Ces jours-ci, Rose Normandin s’attaque à la pile de livres qu’elle a délaissée cet été pour boire des margaritas. (Ben, quoi?) Qu’est-ce qui a attiré son attention dans le monde de la bande dessinée? Voilà.

Les petites victoires d’Yvon Roy

Voici une oeuvre délicate et personnelle qui traite de la relation d’un père (Max) avec son enfant autiste (Olivier). Inspiré par l’expérience de l’auteur, le livre fait le récit de l’odyssée qu’entreprennent Max et Chloé, lorsqu’ils reçoivent le diagnostic de leur enfant. Incapable d’accepter l’approche généralement proposée par le système, Max décide de faire ses propres expériences afin d’extirper Olivier de son isolement. Le récit ne se veut pas un mode d’emploi pour les parents d’enfants atteints d’un TSA, mais plutôt un témoignage qui pourrait servir d’inspiration à quiconque éprouve des difficultés dans son contrat parental.

Même si les dialogues semblent parfois un peu forcés, voire un peu didactiques, le livre fait preuve de beaucoup d’authenticité. La générosité avec laquelle l’auteur met en scène l’intimité de cette famille, dans toute son imperfection et sa vulnérabilité, ne peut qu’émouvoir. Le petit Olivier est très attachant et les parents reconnaîtront dans une case ou l’autre leur propre enfant.

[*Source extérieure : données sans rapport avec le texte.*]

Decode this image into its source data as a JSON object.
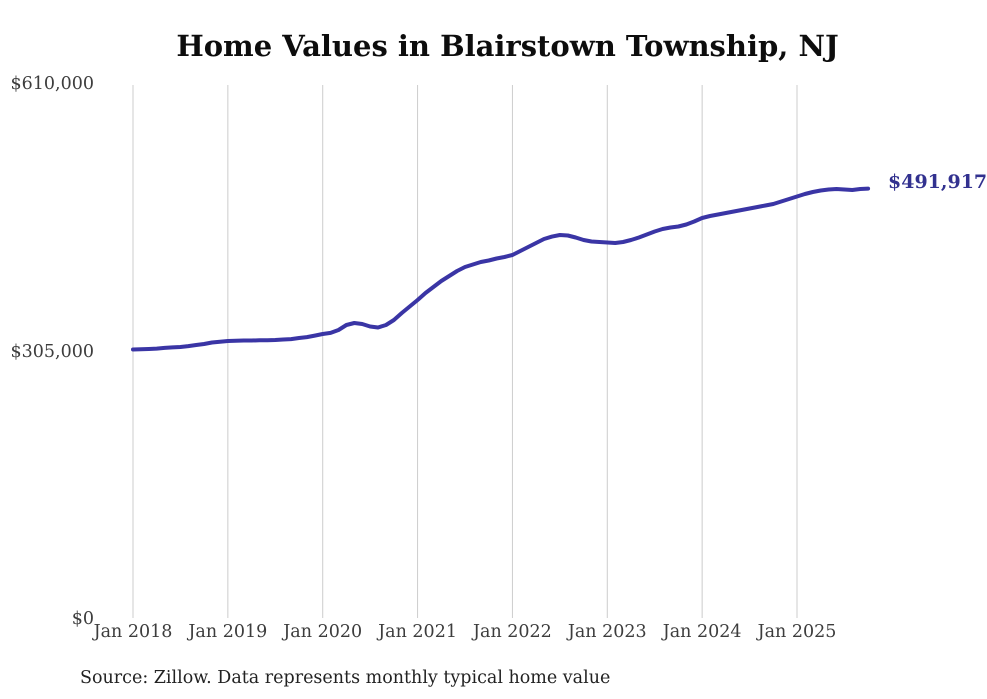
{
  "title": "Home Values in Blairstown Township, NJ",
  "end_label": "$491,917",
  "source_note": "Source: Zillow. Data represents monthly typical home value",
  "colors": {
    "line": "#3a35a5",
    "end_label": "#32318f",
    "grid": "#cccccc",
    "axis_text": "#3d3d3d",
    "title_text": "#0d0d0d",
    "background": "#ffffff"
  },
  "y_axis": {
    "ticks": [
      {
        "label": "$610,000",
        "value": 610000
      },
      {
        "label": "$305,000",
        "value": 305000
      },
      {
        "label": "$0",
        "value": 0
      }
    ]
  },
  "x_axis": {
    "ticks": [
      {
        "label": "Jan 2018",
        "month_index": 0
      },
      {
        "label": "Jan 2019",
        "month_index": 12
      },
      {
        "label": "Jan 2020",
        "month_index": 24
      },
      {
        "label": "Jan 2021",
        "month_index": 36
      },
      {
        "label": "Jan 2022",
        "month_index": 48
      },
      {
        "label": "Jan 2023",
        "month_index": 60
      },
      {
        "label": "Jan 2024",
        "month_index": 72
      },
      {
        "label": "Jan 2025",
        "month_index": 84
      }
    ]
  },
  "chart_data": {
    "type": "line",
    "title": "Home Values in Blairstown Township, NJ",
    "series_name": "Monthly typical home value (Zillow)",
    "frequency": "monthly",
    "ylim": [
      0,
      610000
    ],
    "grid": "vertical-only",
    "legend": "none",
    "end_point_label": "$491,917",
    "end_value": 491917,
    "months": [
      "2018-01",
      "2018-02",
      "2018-03",
      "2018-04",
      "2018-05",
      "2018-06",
      "2018-07",
      "2018-08",
      "2018-09",
      "2018-10",
      "2018-11",
      "2018-12",
      "2019-01",
      "2019-02",
      "2019-03",
      "2019-04",
      "2019-05",
      "2019-06",
      "2019-07",
      "2019-08",
      "2019-09",
      "2019-10",
      "2019-11",
      "2019-12",
      "2020-01",
      "2020-02",
      "2020-03",
      "2020-04",
      "2020-05",
      "2020-06",
      "2020-07",
      "2020-08",
      "2020-09",
      "2020-10",
      "2020-11",
      "2020-12",
      "2021-01",
      "2021-02",
      "2021-03",
      "2021-04",
      "2021-05",
      "2021-06",
      "2021-07",
      "2021-08",
      "2021-09",
      "2021-10",
      "2021-11",
      "2021-12",
      "2022-01",
      "2022-02",
      "2022-03",
      "2022-04",
      "2022-05",
      "2022-06",
      "2022-07",
      "2022-08",
      "2022-09",
      "2022-10",
      "2022-11",
      "2022-12",
      "2023-01",
      "2023-02",
      "2023-03",
      "2023-04",
      "2023-05",
      "2023-06",
      "2023-07",
      "2023-08",
      "2023-09",
      "2023-10",
      "2023-11",
      "2023-12",
      "2024-01",
      "2024-02",
      "2024-03",
      "2024-04",
      "2024-05",
      "2024-06",
      "2024-07",
      "2024-08",
      "2024-09",
      "2024-10",
      "2024-11",
      "2024-12",
      "2025-01",
      "2025-02",
      "2025-03",
      "2025-04",
      "2025-05",
      "2025-06",
      "2025-07",
      "2025-08",
      "2025-09",
      "2025-10"
    ],
    "values": [
      308400,
      308600,
      309000,
      309500,
      310200,
      310800,
      311300,
      312300,
      313500,
      314700,
      316400,
      317300,
      318100,
      318500,
      318700,
      318700,
      318900,
      319000,
      319200,
      319800,
      320300,
      321500,
      322600,
      324300,
      326100,
      327300,
      330600,
      336300,
      338600,
      337500,
      334600,
      333500,
      336300,
      342100,
      350000,
      357400,
      364900,
      372800,
      379700,
      386500,
      392200,
      397900,
      402500,
      405300,
      408200,
      409900,
      412200,
      413900,
      416200,
      420700,
      425300,
      429800,
      434400,
      437200,
      439000,
      438400,
      436100,
      433300,
      431600,
      431000,
      430400,
      429800,
      431000,
      433300,
      436100,
      439500,
      443000,
      445800,
      447500,
      448700,
      450900,
      454400,
      458400,
      460600,
      462400,
      464100,
      465800,
      467500,
      469200,
      470900,
      472600,
      474300,
      477200,
      480000,
      482900,
      485700,
      488000,
      489700,
      490900,
      491400,
      490900,
      490300,
      491400,
      491917
    ]
  }
}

Le dessin est précis, investi, le découpage inventif et l’illustration du paysage intérieur de l’enfant est très touchante. Yvon Roy possède un sens du rythme efficace, capable de faire défiler beaucoup de temps en peu de pages, pour tout à coup marquer une pause, s’arrêter sur un moment doux, observer la nature, et glisser un peu de poésie dans un quotidien ardu.

Mon seul bémol: le manque d’approfondissement du personnage de Chloé, la mère d’Olivier, qui semble n’être qu’un support quasi-indéfectible pour les idées de Max. Il est dommage que le témoignage d’un père fasse aussi peu de place à la mère, surtout quand les personnages se targuent de faire une super équipe (malgré la dissolution de la situation maritale). Mais, il s’agit là d’un bien maigre bémol devant toute la tendresse et l’espoir émanant de l’oeuvre.

Les petites victoires offre de la lumière à ceux qui se sont fait lancer des balles courbes.

L’une pour l’autre d’Hilding Sandgren

L’une pour l’autre reprend quelques années après les événements racontés dans Ce qui se passe dans la forêt (2016) et s’intéresse encore aux violences que peuvent subir les jeunes filles. Il n’est cependant pas nécessaire d’avoir lu le premier livre pour apprécier l’histoire sensible et subtile du deuxième.

Aida, Marlène et Tess sont inséparables depuis toujours. Âgées maintenant de seize ans, elles apprennent à naviguer les eaux troubles du passage de l’enfance à l’âge adulte avec tout ce que ça peut comporter de déstabilisant. À travers les parents abusifs, les parents envahissants, les partys qui dégénèrent, les abus de confiance, la sexualité floue, les nouvelles histoires d’amour et la découverte de soi, L’une pour l’autre explore la solidarité féminine et les amitiés symbiotiques sur fond de campagne suédoise.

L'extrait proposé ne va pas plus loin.